Aramanth and reflections on society

Despite being a “children’s book” (just refer back to one of my many rants against anti-YA snobbery), The Wind Singer (by William Nicholson, part 1 of the Wind on Fire series) also paints a really interesting political picture when viewed with a bit more life experience and understanding. 


The city of Aramanth is basically built upon the principles of strivers vs. skivers, as propagated by our very own government. Their daily creed is: "I vow to strive harder, to reach higher, and in every way to seek to make tomorrow better than today."

The whole society rests on the myth of pulling yourself up by your bootstraps, of hard work and fair chances for everyone, with plenty of testing for the wrong thing and a healthy dose of class segregation.

It’s eerily similar to the world outside my window, and as the book wonderfully demonstrates, is not a system which can work for any length of time. Even the people who believe in the punishing structure of their lives do not benefit from it – there is a horrifying lack of kindness in the city, with a tendency to tell tales on your neighbours that borders on Orwellian.

It also portrays quite nicely how difficult this kind of policy is to shift – the basic principles are not something you can clearly argue against, and the importance of order and this notion of deservedness is one which embeds very deeply within people’s minds.

Unfortunately, we don’t have a wind singer to save us. The discrimination isn’t quite as easy to spot – we don’t have colour-coded districts and uniforms, nor an explicit whole-family ratings system. But we do have very clear classifications of people – those who wear designer labels and those who do not, business suits, hair dye and style, accent and leisure activities, even food. Some people live in desirable (read: rich) neighbourhoods, and others are in rough parts of town, just as they do in this book.

(Image: Channel 4)

We’re not as far away from Nicholson’s imagined world as we could be, and that’s certainly scary.
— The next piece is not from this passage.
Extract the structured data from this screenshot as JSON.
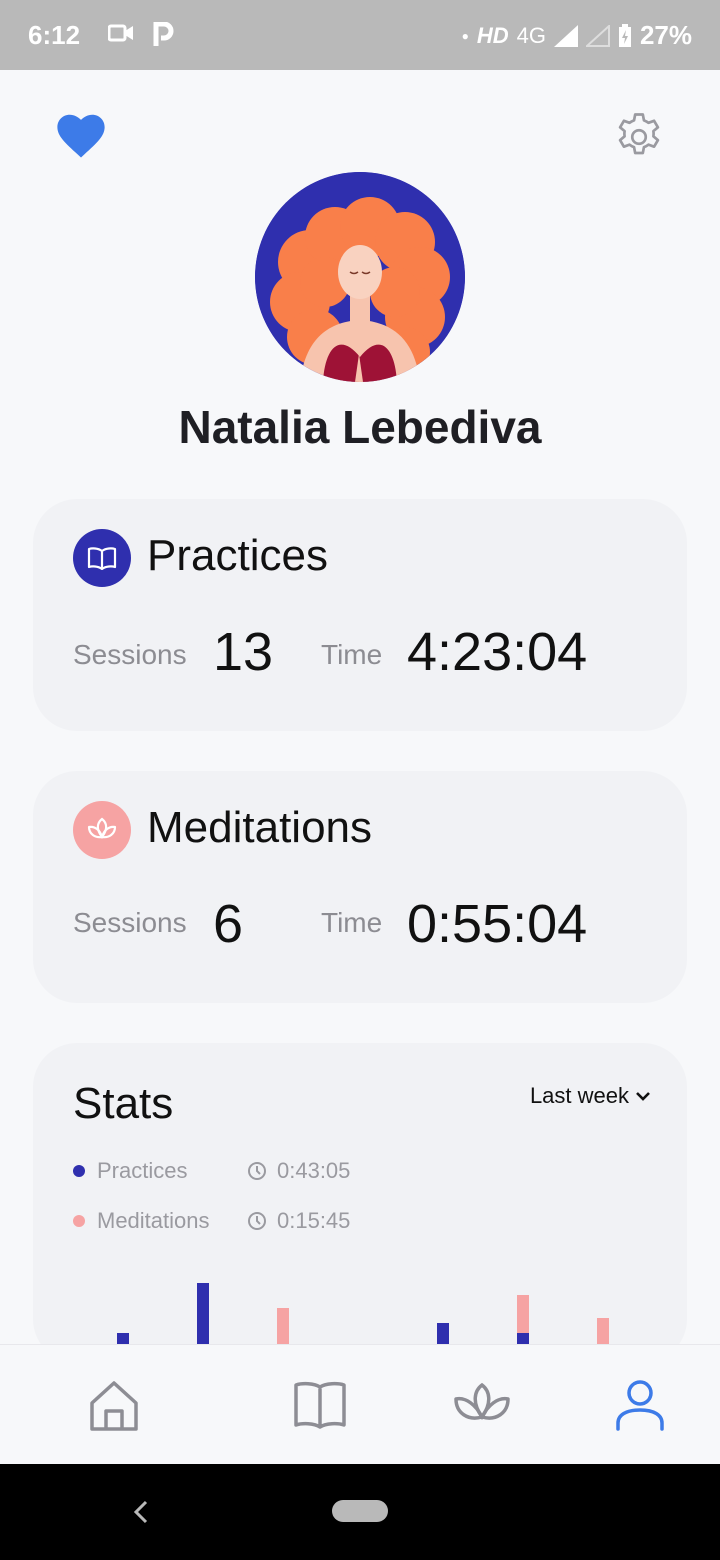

You can mask mistreatment of those less lucky in life with tabloid sound-bites and the impression of strong morals. 

There’s nothing inherently wrong with the idea that people must work hard to maintain a fair society – which is why certain political parties get away with it so easily – but implementing this ideal on very strict lines, from a perspective of power that has never known anything but privilege and prosperity, is intensely problematic.
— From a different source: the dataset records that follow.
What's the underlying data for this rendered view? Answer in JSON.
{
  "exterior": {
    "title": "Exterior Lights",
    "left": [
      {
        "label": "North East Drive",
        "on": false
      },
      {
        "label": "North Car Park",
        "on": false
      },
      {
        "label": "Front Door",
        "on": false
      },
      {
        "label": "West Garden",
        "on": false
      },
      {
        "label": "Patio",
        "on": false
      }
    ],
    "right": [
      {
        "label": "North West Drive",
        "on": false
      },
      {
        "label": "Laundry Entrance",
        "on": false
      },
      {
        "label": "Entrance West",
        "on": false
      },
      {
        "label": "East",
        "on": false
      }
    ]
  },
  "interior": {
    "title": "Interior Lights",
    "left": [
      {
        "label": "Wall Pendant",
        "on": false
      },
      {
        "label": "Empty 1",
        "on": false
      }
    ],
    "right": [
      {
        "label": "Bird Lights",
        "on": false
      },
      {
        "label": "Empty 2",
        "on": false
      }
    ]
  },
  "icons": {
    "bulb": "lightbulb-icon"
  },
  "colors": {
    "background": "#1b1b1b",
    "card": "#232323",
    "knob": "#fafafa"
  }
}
It means people with less, get less. It means no help for anyone who needs it, just blame and division and guilt over being thought of as a burden. Everyone needs to be carried sometimes, in some way, and I want to live in a state that allows and even encourages that.
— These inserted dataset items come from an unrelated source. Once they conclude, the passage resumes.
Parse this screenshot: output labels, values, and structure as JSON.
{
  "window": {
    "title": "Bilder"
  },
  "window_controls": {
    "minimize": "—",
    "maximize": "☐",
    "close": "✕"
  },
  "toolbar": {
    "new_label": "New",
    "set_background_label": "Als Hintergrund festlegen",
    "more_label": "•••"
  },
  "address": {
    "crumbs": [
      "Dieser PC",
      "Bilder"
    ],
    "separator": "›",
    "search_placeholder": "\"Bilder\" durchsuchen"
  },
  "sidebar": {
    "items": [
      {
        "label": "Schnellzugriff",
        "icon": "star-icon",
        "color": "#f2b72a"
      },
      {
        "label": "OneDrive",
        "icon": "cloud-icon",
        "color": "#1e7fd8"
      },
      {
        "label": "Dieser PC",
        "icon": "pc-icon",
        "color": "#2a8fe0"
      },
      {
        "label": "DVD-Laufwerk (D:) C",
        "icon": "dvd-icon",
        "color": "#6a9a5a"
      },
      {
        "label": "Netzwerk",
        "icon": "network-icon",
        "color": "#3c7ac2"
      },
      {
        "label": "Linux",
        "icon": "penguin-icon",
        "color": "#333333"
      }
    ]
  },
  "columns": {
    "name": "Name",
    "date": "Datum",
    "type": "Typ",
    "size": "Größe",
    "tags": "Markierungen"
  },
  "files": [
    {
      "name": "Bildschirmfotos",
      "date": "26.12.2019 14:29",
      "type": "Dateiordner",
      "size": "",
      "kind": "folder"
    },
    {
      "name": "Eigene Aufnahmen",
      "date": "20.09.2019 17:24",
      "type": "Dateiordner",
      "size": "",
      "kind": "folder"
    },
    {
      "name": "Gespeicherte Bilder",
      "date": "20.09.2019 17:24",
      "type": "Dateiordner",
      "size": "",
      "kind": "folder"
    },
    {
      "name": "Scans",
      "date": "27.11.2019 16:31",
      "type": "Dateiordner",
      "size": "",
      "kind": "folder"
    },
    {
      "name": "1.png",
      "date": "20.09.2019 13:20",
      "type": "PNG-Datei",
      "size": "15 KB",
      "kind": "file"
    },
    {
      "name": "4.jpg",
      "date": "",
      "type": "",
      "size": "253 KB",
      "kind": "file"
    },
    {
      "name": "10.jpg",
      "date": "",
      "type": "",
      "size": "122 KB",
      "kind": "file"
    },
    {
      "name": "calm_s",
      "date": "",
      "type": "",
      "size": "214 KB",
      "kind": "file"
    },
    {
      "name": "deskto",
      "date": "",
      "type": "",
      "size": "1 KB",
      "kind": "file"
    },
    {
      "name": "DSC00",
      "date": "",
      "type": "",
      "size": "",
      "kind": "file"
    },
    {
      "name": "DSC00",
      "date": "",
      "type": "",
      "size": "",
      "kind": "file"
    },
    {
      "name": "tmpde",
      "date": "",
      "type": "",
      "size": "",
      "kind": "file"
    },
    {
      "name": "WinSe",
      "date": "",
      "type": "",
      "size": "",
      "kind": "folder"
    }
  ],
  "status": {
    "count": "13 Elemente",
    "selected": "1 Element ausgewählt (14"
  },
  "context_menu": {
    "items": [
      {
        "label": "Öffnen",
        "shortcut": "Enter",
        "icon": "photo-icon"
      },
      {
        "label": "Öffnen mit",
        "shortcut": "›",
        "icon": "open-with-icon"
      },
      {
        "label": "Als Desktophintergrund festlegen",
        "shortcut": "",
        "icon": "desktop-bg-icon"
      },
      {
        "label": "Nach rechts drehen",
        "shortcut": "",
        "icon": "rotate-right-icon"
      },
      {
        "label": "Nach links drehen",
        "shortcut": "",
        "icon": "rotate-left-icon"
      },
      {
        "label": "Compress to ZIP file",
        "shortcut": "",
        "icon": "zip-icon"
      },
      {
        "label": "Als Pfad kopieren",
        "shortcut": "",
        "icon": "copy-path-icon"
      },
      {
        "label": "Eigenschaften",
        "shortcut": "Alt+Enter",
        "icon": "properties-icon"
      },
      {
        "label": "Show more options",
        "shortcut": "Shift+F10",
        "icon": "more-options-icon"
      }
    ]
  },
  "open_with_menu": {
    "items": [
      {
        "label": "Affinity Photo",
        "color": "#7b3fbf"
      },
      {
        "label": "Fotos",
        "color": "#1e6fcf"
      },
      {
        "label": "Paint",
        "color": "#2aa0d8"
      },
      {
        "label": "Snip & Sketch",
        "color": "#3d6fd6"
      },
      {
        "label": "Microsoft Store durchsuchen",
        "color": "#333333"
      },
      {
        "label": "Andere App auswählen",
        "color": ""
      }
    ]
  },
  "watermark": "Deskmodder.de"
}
For some people, tomorrow will never be better than today. That’s not because they are weak, or stupid or lazy. It’s because they were born into a class system which pretends it doesn’t exist, and they ended up on the bottom tier. Or it’s because circumstance has so much more influence on our lives than positive thinking and hard graft can ever have. Sometimes it’s because success by one person’s standards is not one-size-fits-all, and a different version of “better” simply doesn’t count. And it’s definitely because we are a social species who evolved to help each other out – when we don’t, is it any wonder some of us don’t make it?

The whole idea of exams and status as the best way to separate the sheep from the goats (whoever said they needed separating anyway?) is also based on the notion that is it only things which can be measured in numbers and frequencies and pounds to the economy that have real value. I reject this completely. A society where people are kind, polite, supportive and free is so much better than one where the Government can quotes reams of statistics to prove their impact.

File:"Skilled and unskilled laborers taking the TVA examination at the highschool building, Clinton, Tennessee." - NARA - 532813.jpg

Both in the fictional Aramanth, and modern day Britain, I can see why a system that only focuses on achieving is in place. It’s easy. Testing and then dividing people up is a far clearer way of organising society. When everyone has an “equal chance”, you can move quite swiftly to “we’re all in this together” and many people will agree with you.

Viewing the world in black and white, deserving versus non-deserving, is simple to understand and simple to enact. It takes a wider worldview, one which accepts that society should be inclusive and not exclusive, to promote a truly fair blueprint for how we should live.

In The Wind Singer, the people of Aramanth grow this way after an evil named the Morah inhabits them. Out in real life we can’t point to some external force, there’s only us: people who do good things and bad things. What we choose to spend our energy doing, and what we choose to accept from our leaders, is what makes the difference.